– Это зачем в этакую даль? – забеспокоилась Устинья, – Да ещё и одному парнишку, небольшому! Чего там делать? И не думай!
– Бабушка, мне шибко надо, – опустив голову проговорил Васятка, – Уж ты не серчай на меня, а я всё одно пойду. Ты за меня не бойся, я скоренько обернусь.
– Да пошто тебе туда? – Устинья удивилась, Васятка никогда ей не перечил, всегда слушал, – Ежели так надобно, давай Антипа хоть бы попросим, чтоб вместе, он добрый, не откажет.
– Бабушка… один я пойду, – упрямо сказал Васятка.

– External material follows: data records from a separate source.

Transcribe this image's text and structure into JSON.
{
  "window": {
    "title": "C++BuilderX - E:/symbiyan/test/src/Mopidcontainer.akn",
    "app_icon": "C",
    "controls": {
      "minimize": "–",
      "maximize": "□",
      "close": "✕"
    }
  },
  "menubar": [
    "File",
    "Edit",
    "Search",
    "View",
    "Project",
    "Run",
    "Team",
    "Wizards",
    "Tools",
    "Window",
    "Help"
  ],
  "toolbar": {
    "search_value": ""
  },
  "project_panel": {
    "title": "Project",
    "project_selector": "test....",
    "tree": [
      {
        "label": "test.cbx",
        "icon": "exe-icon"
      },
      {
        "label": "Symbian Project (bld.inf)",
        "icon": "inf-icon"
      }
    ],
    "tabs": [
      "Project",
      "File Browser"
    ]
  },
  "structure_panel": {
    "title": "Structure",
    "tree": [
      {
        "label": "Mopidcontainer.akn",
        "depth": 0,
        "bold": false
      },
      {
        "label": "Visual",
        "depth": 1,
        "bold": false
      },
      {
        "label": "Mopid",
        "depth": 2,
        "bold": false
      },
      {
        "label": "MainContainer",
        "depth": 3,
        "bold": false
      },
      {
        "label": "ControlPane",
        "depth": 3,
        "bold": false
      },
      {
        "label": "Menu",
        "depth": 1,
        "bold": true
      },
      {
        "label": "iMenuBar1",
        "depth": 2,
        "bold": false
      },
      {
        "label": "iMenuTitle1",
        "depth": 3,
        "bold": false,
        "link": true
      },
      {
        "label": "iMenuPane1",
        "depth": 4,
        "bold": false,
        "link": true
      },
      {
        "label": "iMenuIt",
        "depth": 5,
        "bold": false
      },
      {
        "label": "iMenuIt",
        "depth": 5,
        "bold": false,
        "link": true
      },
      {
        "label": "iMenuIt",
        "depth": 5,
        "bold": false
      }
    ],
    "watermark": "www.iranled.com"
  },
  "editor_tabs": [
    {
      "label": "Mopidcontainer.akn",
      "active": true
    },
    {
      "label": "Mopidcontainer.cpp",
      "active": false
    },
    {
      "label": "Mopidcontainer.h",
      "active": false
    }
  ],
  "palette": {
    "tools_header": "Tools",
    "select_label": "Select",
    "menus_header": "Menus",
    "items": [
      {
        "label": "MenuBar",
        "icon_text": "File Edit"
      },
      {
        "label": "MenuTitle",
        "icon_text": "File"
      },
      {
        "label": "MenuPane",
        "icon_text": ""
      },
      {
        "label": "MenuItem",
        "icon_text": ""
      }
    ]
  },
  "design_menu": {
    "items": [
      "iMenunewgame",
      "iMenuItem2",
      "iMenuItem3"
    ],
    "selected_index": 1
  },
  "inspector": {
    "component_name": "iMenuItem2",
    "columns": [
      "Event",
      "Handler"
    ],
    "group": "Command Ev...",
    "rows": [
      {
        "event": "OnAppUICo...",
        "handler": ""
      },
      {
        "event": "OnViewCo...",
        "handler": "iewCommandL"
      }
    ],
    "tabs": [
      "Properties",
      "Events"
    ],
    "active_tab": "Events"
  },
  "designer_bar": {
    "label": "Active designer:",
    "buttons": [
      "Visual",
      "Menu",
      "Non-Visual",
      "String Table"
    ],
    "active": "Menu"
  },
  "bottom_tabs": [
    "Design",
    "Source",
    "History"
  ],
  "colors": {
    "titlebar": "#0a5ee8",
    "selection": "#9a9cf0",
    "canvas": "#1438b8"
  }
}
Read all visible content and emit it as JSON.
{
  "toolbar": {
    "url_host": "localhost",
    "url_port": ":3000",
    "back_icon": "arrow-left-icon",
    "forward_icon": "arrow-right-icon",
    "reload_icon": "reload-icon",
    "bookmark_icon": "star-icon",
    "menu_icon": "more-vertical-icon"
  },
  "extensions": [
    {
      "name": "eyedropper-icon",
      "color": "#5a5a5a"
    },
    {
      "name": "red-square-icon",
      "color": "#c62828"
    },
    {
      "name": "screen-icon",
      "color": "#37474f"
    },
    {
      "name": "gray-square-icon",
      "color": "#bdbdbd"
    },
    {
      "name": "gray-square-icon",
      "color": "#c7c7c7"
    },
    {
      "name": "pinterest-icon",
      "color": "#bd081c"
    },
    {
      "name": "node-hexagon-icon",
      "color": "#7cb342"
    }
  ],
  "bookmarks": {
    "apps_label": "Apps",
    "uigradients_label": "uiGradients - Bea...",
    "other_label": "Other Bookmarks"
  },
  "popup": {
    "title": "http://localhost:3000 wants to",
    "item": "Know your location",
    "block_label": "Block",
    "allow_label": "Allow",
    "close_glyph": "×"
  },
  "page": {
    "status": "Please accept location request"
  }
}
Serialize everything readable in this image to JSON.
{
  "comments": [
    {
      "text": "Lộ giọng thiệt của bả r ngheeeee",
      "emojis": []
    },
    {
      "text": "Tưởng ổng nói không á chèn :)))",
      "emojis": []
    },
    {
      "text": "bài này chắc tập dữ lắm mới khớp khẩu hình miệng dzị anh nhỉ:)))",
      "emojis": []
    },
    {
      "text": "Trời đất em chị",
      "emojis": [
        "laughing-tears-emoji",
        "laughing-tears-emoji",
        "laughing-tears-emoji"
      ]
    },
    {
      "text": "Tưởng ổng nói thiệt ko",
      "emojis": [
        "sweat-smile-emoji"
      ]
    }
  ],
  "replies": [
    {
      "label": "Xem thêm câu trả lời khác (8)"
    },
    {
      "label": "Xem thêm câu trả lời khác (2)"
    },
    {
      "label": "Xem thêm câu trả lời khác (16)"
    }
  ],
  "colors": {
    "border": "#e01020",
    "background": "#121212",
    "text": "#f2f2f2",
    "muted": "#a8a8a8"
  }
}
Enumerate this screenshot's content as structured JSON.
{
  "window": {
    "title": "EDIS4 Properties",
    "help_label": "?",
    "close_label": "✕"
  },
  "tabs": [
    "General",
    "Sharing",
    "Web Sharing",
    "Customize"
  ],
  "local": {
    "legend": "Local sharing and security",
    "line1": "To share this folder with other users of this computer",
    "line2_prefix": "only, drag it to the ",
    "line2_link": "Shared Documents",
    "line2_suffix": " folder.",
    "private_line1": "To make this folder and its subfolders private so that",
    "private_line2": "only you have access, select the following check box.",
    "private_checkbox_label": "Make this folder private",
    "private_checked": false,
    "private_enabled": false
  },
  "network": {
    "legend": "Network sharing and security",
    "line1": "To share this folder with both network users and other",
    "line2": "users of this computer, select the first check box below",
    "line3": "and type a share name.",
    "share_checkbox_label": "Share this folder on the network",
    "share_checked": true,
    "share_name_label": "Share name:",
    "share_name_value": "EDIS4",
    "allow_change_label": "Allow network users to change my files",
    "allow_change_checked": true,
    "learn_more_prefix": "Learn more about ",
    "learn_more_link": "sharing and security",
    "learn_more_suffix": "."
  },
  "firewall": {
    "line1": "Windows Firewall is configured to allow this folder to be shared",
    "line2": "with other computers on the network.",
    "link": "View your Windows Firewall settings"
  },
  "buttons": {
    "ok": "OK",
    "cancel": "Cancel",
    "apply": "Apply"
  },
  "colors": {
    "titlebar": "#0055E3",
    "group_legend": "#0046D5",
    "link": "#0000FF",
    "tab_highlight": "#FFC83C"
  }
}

Поняла Устинья, что не отговорить ей мальчишку, видать резон у него какой-то есть на это, да и сама Устинья чуяла, изменилось что-то… то ли на селе, то ли вовсе… уж было подумала, что это она так перед кончиною холод чует, который расползается по округе. Видать придётся отпустить Василька, хоть и стучит неспокойно сердце!
Мальчик встал из-за стола и достал из сеней старый отцовский заплечный мешок. Он хоть и был кое-где заплатан, но ничего, крепкий ещё. Васятка стал складывать туда огниво, что ещё дед оставил, баклагу воды налил, свернул отцов истёртый армяк, который матушка на Васятку перешила да для тепла подбила шерстью. Идти то не близко, мало ли, может и дождик застанет, хотя небо было чистое, солнце пригревало пригорки не по-осеннему. Погода будто благоволила Васяткиной задумке, только вот бабушка глядела беспокойно.
Собрался он рано, Сысой Клешнин с помощниками только отсвистали своими кнутами, выгоняя за околицу деревенское стадо. Опоясался Васятка отцовой перевязью, тесак евойный приладил, взял из рук бабушки обёрнутый в чистую тряпицу хлеб, соль в узелок завязал, Устинья ему ещё яиц крутых положила и сала кусок. Чего ж голодному мальчишке шастать, раз уж такое придумал. И чего ему вздумалось на гряду идти, неужто и правду Антип сказал, что придумал Васятка золотого корня добыть!
– Василёк, – Устинья кое-как удерживала слёзы, – Душа не на месте у меня, ты уж остерегись, и к вечеру домой вертайся.
– Бабушка, да тут недалече ведь и идти, – Васятка улыбнулся, – Я уж сколь раз раньше туда бывал, дорога знакомая, зверя там нет никакого, что ты заволновалась.
Устинья смотрела на мальчика, ведь и годов ещё немного ему, а уж и глядит как взрослый, дела у него, и по всему видать, что серьёзные. Такого дома не удержишь, думала Устинья, да и что может стрястись, когда гряда-то – вот она, с пригорка видна. И ребятня окрест всегда ходят, кто за шишками, летом грибы-ягоды, а те, кто постарше – дров главные добытчики.
Васятка шёл по лесной тропе и слушал, как свистят в кустарнике птицы, лес был наполнен своими звуками, а в вершинах пышных елей гулял прохладный осенний ветерок.
«Матушка не зря ко мне во сне пришла, – думал Васятка, глядя, как шустрая белка скачет с ветки на ветку, сопровождая его в пути, – Так и сказала, поди, Василёк, на Каменную Краюху, нешто помощь для бабушки Устиньи отыщешь там… И ещё что-то говорила, да только я заспал, не могу вспомнить».
Защемило в груди у Василька, тоской на сердце сон отозвался. Вспомнилось, как гладила его матушка по голове, прижимала к себе, ласковые слова говорила… На глаза навернулись слёзы, да только Василёк их не пустил, сжал покрепче зубы, он уж большой, чтобы плакать! Вон, бабушка прихворала, кто за ней присмотрит кроме него? Нету у них с бабушкой Устиньей никого больше, всего родни они двое и остались.
Нахмурил брови упрямо и пошёл вперёд Васятка, вон, до гряды рукой подать, а там, знал он это, во сне ему показали, в небольшой лощине, укрытой от глаз человеческих, есть то, за чем он в путь и отправился – притаился там золотой корень! Да такой большой и старый, что выкопать его неможно, а вот те, что рядом растут – тех и дозволено взять. Не мог Васятка это бабушке Устинье сказать, ну а как? Ведь и так его блаженным на селе прозвали, бабушка шибко горюет об этом, и в ученье его пускать боится. А он и не блаженный вовсе, просто видится ему иногда то, что другим людям неведомо.